Любовь Федоровна внутренне возрадовалась, услышавши, что чернецы называют мужа ее ясновельможным гетманом.

– О чем говорите?

– Просим у Господа защиты от врагов, приближающихся к Гетманщине.

– Мазепа в Киеве?.. Вы, батюшки, в Киев идете?

– Из Киева, Мазепа в Киев, – отвечал Никанор.

– И царь в Киев! – добавил Трифилий.

– Кто ж другой причиною, как не Мазепа, что шведы приближаются к Гетманщине, он же тайно писал к Карлу… вот и накликал гостей, царь ничего не знает про дела гетмана.

Чернецы молчали.

– Ты бы, Любонько, приказала приготовить вечерю для отца Никанора и отца Трифилия: они устали от пути.

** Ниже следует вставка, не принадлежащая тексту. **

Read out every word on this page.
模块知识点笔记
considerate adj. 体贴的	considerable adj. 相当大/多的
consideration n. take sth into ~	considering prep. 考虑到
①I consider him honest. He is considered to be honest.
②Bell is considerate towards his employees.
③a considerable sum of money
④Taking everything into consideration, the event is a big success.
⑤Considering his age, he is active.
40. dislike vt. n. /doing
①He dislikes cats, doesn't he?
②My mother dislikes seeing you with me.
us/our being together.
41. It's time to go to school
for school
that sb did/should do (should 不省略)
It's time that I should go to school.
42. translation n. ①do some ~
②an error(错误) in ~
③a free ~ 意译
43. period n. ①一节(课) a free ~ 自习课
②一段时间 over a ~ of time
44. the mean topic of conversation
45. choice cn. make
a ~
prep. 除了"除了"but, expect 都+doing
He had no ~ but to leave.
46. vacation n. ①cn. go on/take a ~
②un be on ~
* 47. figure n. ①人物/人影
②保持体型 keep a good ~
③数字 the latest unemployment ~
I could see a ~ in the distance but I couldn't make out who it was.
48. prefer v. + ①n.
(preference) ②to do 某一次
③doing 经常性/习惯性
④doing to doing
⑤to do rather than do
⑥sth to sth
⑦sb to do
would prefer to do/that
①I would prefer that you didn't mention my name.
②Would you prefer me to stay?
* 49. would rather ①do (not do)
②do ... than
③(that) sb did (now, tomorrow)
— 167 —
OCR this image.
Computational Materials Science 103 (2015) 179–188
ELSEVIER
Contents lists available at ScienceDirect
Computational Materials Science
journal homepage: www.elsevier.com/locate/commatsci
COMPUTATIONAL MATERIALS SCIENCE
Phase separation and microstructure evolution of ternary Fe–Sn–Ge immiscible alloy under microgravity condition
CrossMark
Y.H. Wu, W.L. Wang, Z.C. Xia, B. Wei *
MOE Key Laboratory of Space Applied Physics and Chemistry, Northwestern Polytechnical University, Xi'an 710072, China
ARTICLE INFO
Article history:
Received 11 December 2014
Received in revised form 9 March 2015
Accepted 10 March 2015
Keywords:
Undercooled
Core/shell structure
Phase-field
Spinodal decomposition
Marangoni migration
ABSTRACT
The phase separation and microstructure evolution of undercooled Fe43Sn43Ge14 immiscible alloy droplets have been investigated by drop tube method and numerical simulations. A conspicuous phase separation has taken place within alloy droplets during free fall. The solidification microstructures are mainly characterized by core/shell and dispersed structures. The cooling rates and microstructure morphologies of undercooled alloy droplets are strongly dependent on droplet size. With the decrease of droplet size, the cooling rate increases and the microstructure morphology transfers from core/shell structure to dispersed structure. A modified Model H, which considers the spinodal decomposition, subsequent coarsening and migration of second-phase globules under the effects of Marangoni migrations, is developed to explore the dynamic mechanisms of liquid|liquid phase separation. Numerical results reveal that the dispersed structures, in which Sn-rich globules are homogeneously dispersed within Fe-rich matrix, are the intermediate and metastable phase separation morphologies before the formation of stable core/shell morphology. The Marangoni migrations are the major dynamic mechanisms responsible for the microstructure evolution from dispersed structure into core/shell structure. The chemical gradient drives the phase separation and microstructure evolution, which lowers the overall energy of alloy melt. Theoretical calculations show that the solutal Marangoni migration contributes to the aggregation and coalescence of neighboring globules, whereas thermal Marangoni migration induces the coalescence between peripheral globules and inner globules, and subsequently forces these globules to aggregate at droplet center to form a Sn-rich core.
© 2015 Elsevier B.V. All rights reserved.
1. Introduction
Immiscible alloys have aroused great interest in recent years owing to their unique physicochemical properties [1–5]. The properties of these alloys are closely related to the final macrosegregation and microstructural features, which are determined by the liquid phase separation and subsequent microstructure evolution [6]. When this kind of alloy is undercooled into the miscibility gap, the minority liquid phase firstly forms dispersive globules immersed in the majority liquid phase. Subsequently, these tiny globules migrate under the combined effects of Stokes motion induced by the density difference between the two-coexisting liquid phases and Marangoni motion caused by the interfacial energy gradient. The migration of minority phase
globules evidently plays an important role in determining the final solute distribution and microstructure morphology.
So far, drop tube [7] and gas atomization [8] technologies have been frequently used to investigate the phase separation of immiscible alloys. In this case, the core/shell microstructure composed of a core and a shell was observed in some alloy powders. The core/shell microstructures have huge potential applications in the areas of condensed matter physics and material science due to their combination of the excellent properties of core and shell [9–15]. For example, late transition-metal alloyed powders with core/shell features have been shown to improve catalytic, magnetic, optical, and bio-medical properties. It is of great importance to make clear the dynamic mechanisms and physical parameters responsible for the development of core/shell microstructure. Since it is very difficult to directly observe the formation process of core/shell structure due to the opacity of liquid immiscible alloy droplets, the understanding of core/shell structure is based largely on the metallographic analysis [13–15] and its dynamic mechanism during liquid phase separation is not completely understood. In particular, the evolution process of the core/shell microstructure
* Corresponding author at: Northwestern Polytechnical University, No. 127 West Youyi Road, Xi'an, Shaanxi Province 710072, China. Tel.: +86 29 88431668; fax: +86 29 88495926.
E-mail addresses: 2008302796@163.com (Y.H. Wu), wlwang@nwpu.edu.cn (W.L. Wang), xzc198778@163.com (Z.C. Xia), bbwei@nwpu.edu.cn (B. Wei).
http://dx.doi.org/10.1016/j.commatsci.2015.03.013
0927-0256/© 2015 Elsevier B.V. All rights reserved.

Любовь Федоровна немедленно вышла сделать распоряжение об ужине для дорогих гостей, а Василий Леонтиевич поговорил еще с ними о войсках и крепости киевской, ввел их в свою писарню, попросил их остаться у него, поужинать и переночевать; путники благодарили за ласки Кочубея и его жену.

– Василий, сам Бог послал нам чернецов, чтоб мы открыли им измену Мазепы, говорю тебе, сам Бог послал их, нечего опасаться, завтра мы переговорим с ними!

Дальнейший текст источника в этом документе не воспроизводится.